My therapist was a sweet lady.
She explained to me that such an illogical disorder was making me need to control certain elements of my life in order to relieve feelings of anxiety.
The thought process I was having while being complimented was also being altered by body dysmorphic disorder.
In my therapist’s words, a compliment (a circle) was converting to what I thought was an act of pity (a square).
Once I came to terms with my illogical thoughts through the help of my therapy sessions, I began to get better.
I even took a selfie.
I actually started believing the compliments were true.

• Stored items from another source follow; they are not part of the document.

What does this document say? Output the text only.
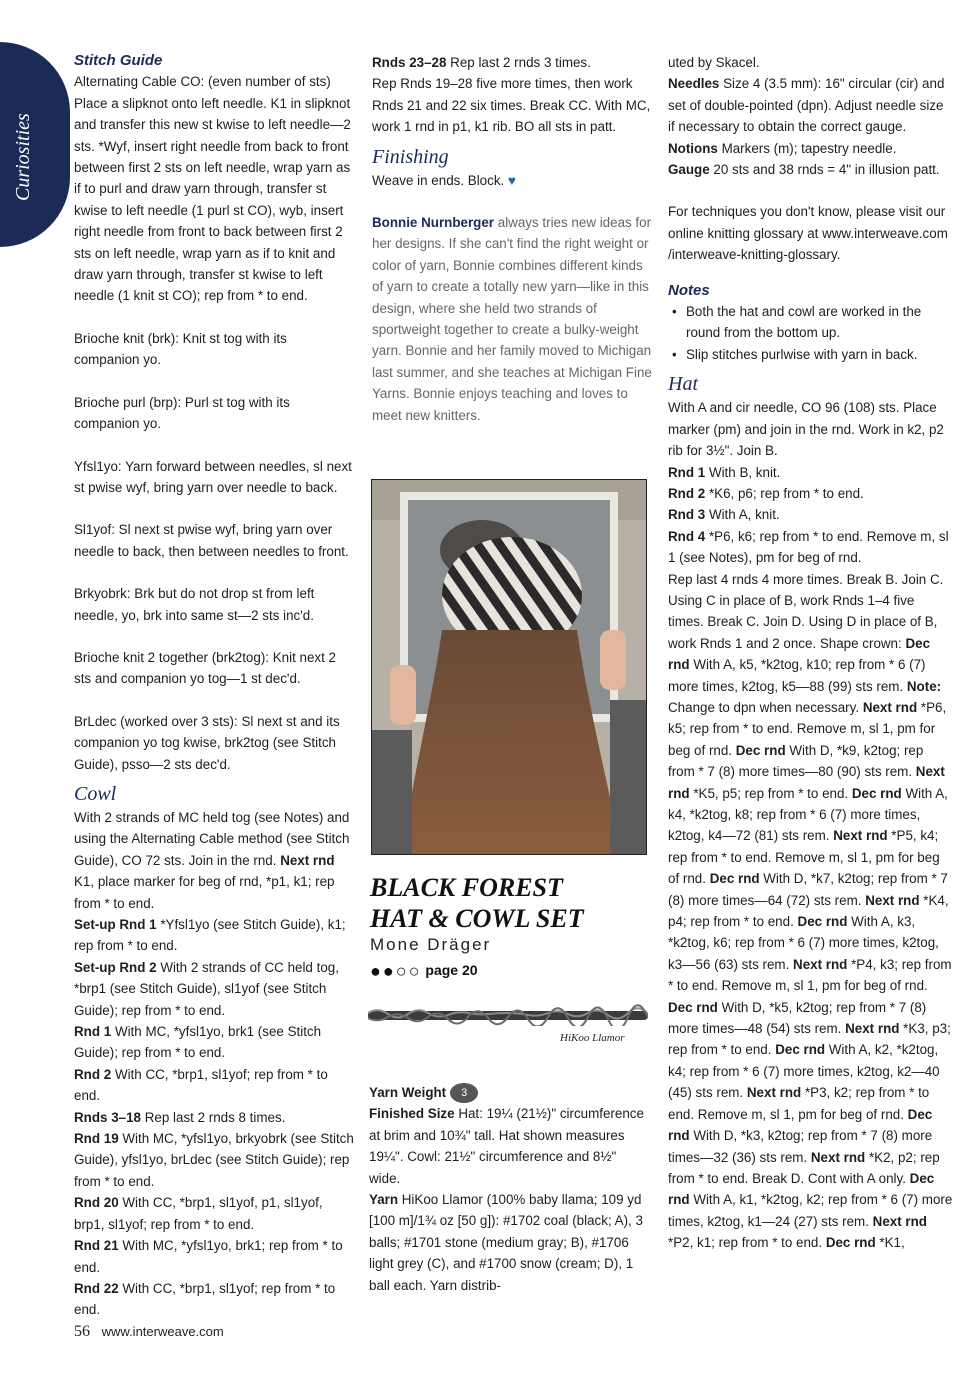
Curiosities

Stitch Guide

Alternating Cable CO: (even number of sts) Place a slipknot onto left needle. K1 in slipknot and transfer this new st kwise to left needle—2 sts. *Wyf, insert right needle from back to front between first 2 sts on left needle, wrap yarn as if to purl and draw yarn through, transfer st kwise to left needle (1 purl st CO), wyb, insert right needle from front to back between first 2 sts on left needle, wrap yarn as if to knit and draw yarn through, transfer st kwise to left needle (1 knit st CO); rep from * to end.

Brioche knit (brk): Knit st tog with its companion yo.

Brioche purl (brp): Purl st tog with its companion yo.

Yfsl1yo: Yarn forward between needles, sl next st pwise wyf, bring yarn over needle to back.

Sl1yof: Sl next st pwise wyf, bring yarn over needle to back, then between needles to front.

Brkyobrk: Brk but do not drop st from left needle, yo, brk into same st—2 sts inc'd.

Brioche knit 2 together (brk2tog): Knit next 2 sts and companion yo tog—1 st dec'd.

BrLdec (worked over 3 sts): Sl next st and its companion yo tog kwise, brk2tog (see Stitch Guide), psso—2 sts dec'd.

Cowl

With 2 strands of MC held tog (see Notes) and using the Alternating Cable method (see Stitch Guide), CO 72 sts. Join in the rnd. Next rnd K1, place marker for beg of rnd, *p1, k1; rep from * to end.

Set-up Rnd 1 *Yfsl1yo (see Stitch Guide), k1; rep from * to end.

Set-up Rnd 2 With 2 strands of CC held tog, *brp1 (see Stitch Guide), sl1yof (see Stitch Guide); rep from * to end.

Rnd 1 With MC, *yfsl1yo, brk1 (see Stitch Guide); rep from * to end.

Rnd 2 With CC, *brp1, sl1yof; rep from * to end.

Rnds 3–18 Rep last 2 rnds 8 times.

Rnd 19 With MC, *yfsl1yo, brkyobrk (see Stitch Guide), yfsl1yo, brLdec (see Stitch Guide); rep from * to end.

Rnd 20 With CC, *brp1, sl1yof, p1, sl1yof, brp1, sl1yof; rep from * to end.

Rnd 21 With MC, *yfsl1yo, brk1; rep from * to end.

Rnd 22 With CC, *brp1, sl1yof; rep from * to end.

Rnds 23–28 Rep last 2 rnds 3 times.

Rep Rnds 19–28 five more times, then work Rnds 21 and 22 six times. Break CC. With MC, work 1 rnd in p1, k1 rib. BO all sts in patt.

Finishing

Weave in ends. Block. ♥

Bonnie Nurnberger always tries new ideas for her designs. If she can't find the right weight or color of yarn, Bonnie combines different kinds of yarn to create a totally new yarn—like in this design, where she held two strands of sportweight together to create a bulky-weight yarn. Bonnie and her family moved to Michigan last summer, and she teaches at Michigan Fine Yarns. Bonnie enjoys teaching and loves to meet new knitters.

BLACK FOREST
HAT & COWL SET
Mone Dräger
●●○○ page 20
HiKoo Llamor

Yarn Weight 3

Finished Size Hat: 19¼ (21½)" circumference at brim and 10¾" tall. Hat shown measures 19¼". Cowl: 21½" circumference and 8½" wide.

Yarn HiKoo Llamor (100% baby llama; 109 yd [100 m]/1¾ oz [50 g]): #1702 coal (black; A), 3 balls; #1701 stone (medium gray; B), #1706 light grey (C), and #1700 snow (cream; D), 1 ball each. Yarn distrib-

uted by Skacel.

Needles Size 4 (3.5 mm): 16" circular (cir) and set of double-pointed (dpn). Adjust needle size if necessary to obtain the correct gauge.

Notions Markers (m); tapestry needle.

Gauge 20 sts and 38 rnds = 4" in illusion patt.

For techniques you don't know, please visit our online knitting glossary at www.interweave.com /interweave-knitting-glossary.

Notes

• Both the hat and cowl are worked in the round from the bottom up.
• Slip stitches purlwise with yarn in back.

Hat

With A and cir needle, CO 96 (108) sts. Place marker (pm) and join in the rnd. Work in k2, p2 rib for 3½". Join B.

Rnd 1 With B, knit.

Rnd 2 *K6, p6; rep from * to end.

Rnd 3 With A, knit.

Rnd 4 *P6, k6; rep from * to end. Remove m, sl 1 (see Notes), pm for beg of rnd.

Rep last 4 rnds 4 more times. Break B. Join C. Using C in place of B, work Rnds 1–4 five times. Break C. Join D. Using D in place of B, work Rnds 1 and 2 once. Shape crown: Dec rnd With A, k5, *k2tog, k10; rep from * 6 (7) more times, k2tog, k5—88 (99) sts rem. Note: Change to dpn when necessary. Next rnd *P6, k5; rep from * to end. Remove m, sl 1, pm for beg of rnd. Dec rnd With D, *k9, k2tog; rep from * 7 (8) more times—80 (90) sts rem. Next rnd *K5, p5; rep from * to end. Dec rnd With A, k4, *k2tog, k8; rep from * 6 (7) more times, k2tog, k4—72 (81) sts rem. Next rnd *P5, k4; rep from * to end. Remove m, sl 1, pm for beg of rnd. Dec rnd With D, *k7, k2tog; rep from * 7 (8) more times—64 (72) sts rem. Next rnd *K4, p4; rep from * to end. Dec rnd With A, k3, *k2tog, k6; rep from * 6 (7) more times, k2tog, k3—56 (63) sts rem. Next rnd *P4, k3; rep from * to end. Remove m, sl 1, pm for beg of rnd. Dec rnd With D, *k5, k2tog; rep from * 7 (8) more times—48 (54) sts rem. Next rnd *K3, p3; rep from * to end. Dec rnd With A, k2, *k2tog, k4; rep from * 6 (7) more times, k2tog, k2—40 (45) sts rem. Next rnd *P3, k2; rep from * to end. Remove m, sl 1, pm for beg of rnd. Dec rnd With D, *k3, k2tog; rep from * 7 (8) more times—32 (36) sts rem. Next rnd *K2, p2; rep from * to end. Break D. Cont with A only. Dec rnd With A, k1, *k2tog, k2; rep from * 6 (7) more times, k2tog, k1—24 (27) sts rem. Next rnd *P2, k1; rep from * to end. Dec rnd *K1,

56 www.interweave.com
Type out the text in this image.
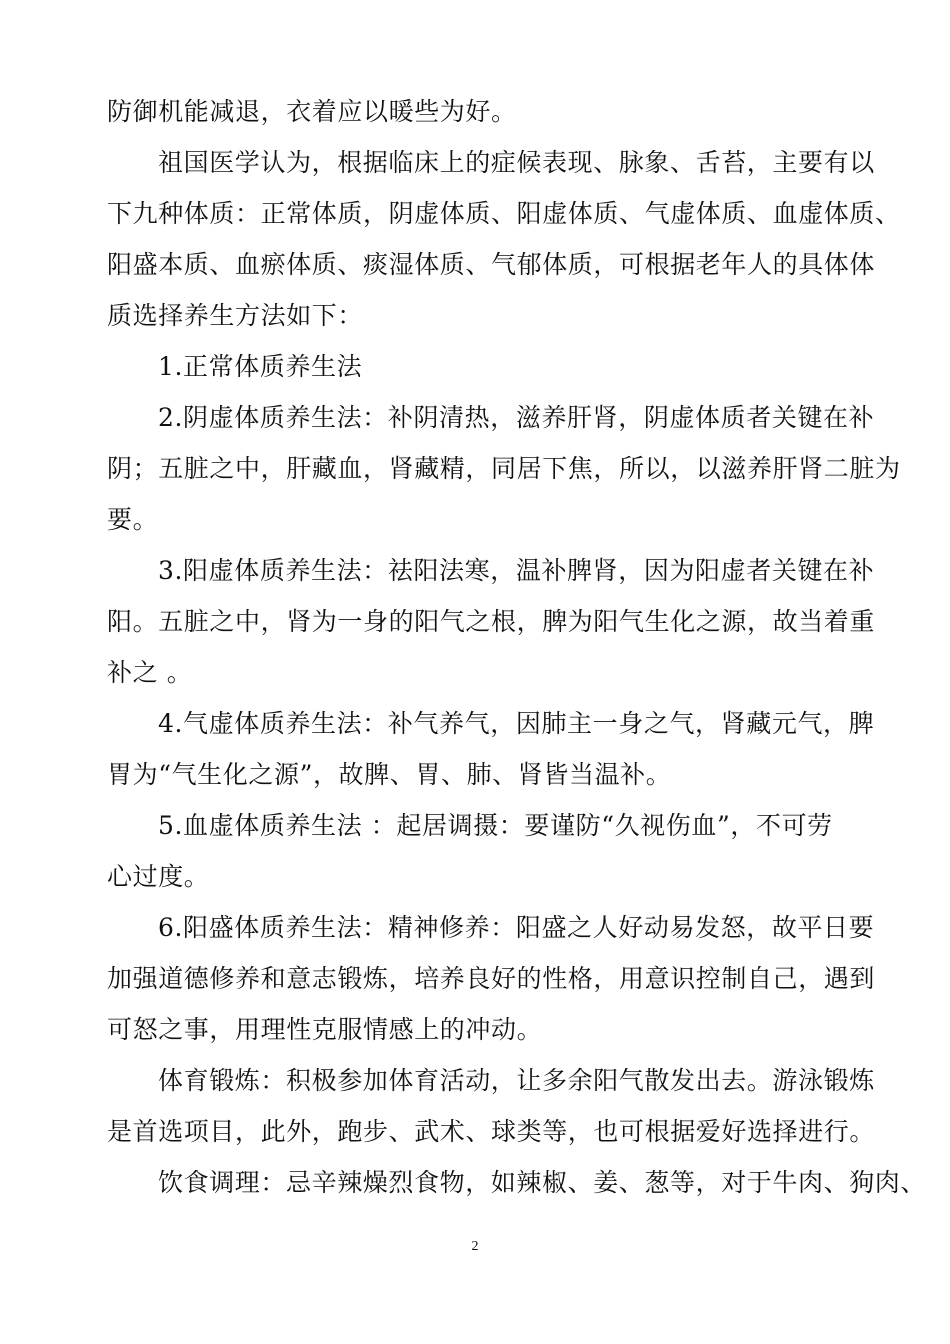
防御机能减退，衣着应以暖些为好。
祖国医学认为，根据临床上的症候表现、脉象、舌苔，主要有以
下九种体质：正常体质，阴虚体质、阳虚体质、气虚体质、血虚体质、
阳盛本质、血瘀体质、痰湿体质、气郁体质，可根据老年人的具体体
质选择养生方法如下：
1.正常体质养生法
2.阴虚体质养生法：补阴清热，滋养肝肾，阴虚体质者关键在补
阴；五脏之中，肝藏血，肾藏精，同居下焦，所以，以滋养肝肾二脏为
要。
3.阳虚体质养生法：祛阳法寒，温补脾肾，因为阳虚者关键在补
阳。五脏之中，肾为一身的阳气之根，脾为阳气生化之源，故当着重
补之 。
4.气虚体质养生法：补气养气，因肺主一身之气，肾藏元气，脾
胃为“气生化之源”，故脾、胃、肺、肾皆当温补。
5.血虚体质养生法 ：起居调摄：要谨防“久视伤血”，不可劳
心过度。
6.阳盛体质养生法：精神修养：阳盛之人好动易发怒，故平日要
加强道德修养和意志锻炼，培养良好的性格，用意识控制自己，遇到
可怒之事，用理性克服情感上的冲动。
体育锻炼：积极参加体育活动，让多余阳气散发出去。游泳锻炼
是首选项目，此外，跑步、武术、球类等，也可根据爱好选择进行。
饮食调理：忌辛辣燥烈食物，如辣椒、姜、葱等，对于牛肉、狗肉、
2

Years later, I knew I looked quite nice.
However, something was still bothering me.
I had gotten over my body dysmorphic disorder by hiding behind my glasses.
They were a security blanket. My ugliness was hidden behind them.
They had the power to make me look like a “hot secretary” (as some had said to me in the past while trying to get into my pants).
They were the key to my good looks.
One day, I realized just how absurd this was.
How can a pair of glasses make me better-looking?
Something had to change.
I had worn glasses half my life, so there was going to be some getting used to my naked face in the mirror.
Last year, I dived into the deep end.
I knew that if I made myself wear contact lenses, I would go straight back to my glasses for comfort and familiarity.
So, I got laser eye surgery.
After an hour of walking into the opticians, I had perfect, 20-20 vision.
Recovery was horrendous for a few days. My eyes felt like I had grit stuck in them.
I was unable to touch them and unable to wear any makeup.
The makeup — as you may have guessed — was another safety blanket.
As I looked at my bloodshot eyes and newly naked face, unfortunate and unwelcome anxiety creeped back in again.
This time, it hit me so hard that planning to leave the house had me in floods of tears.
With lovely support from family, I realized I needed to embrace the new face and remember exactly why I had the procedure done in the first place.
Not only did I have perfect vision, but I also gave the finger to the body dysmorphic disorder.
I would not let it continue to persuade me that only glasses would make me pretty.
Nothing and no one will make me feel ugly again (with the exception of a heavy night of drinking), and that’s fine by me.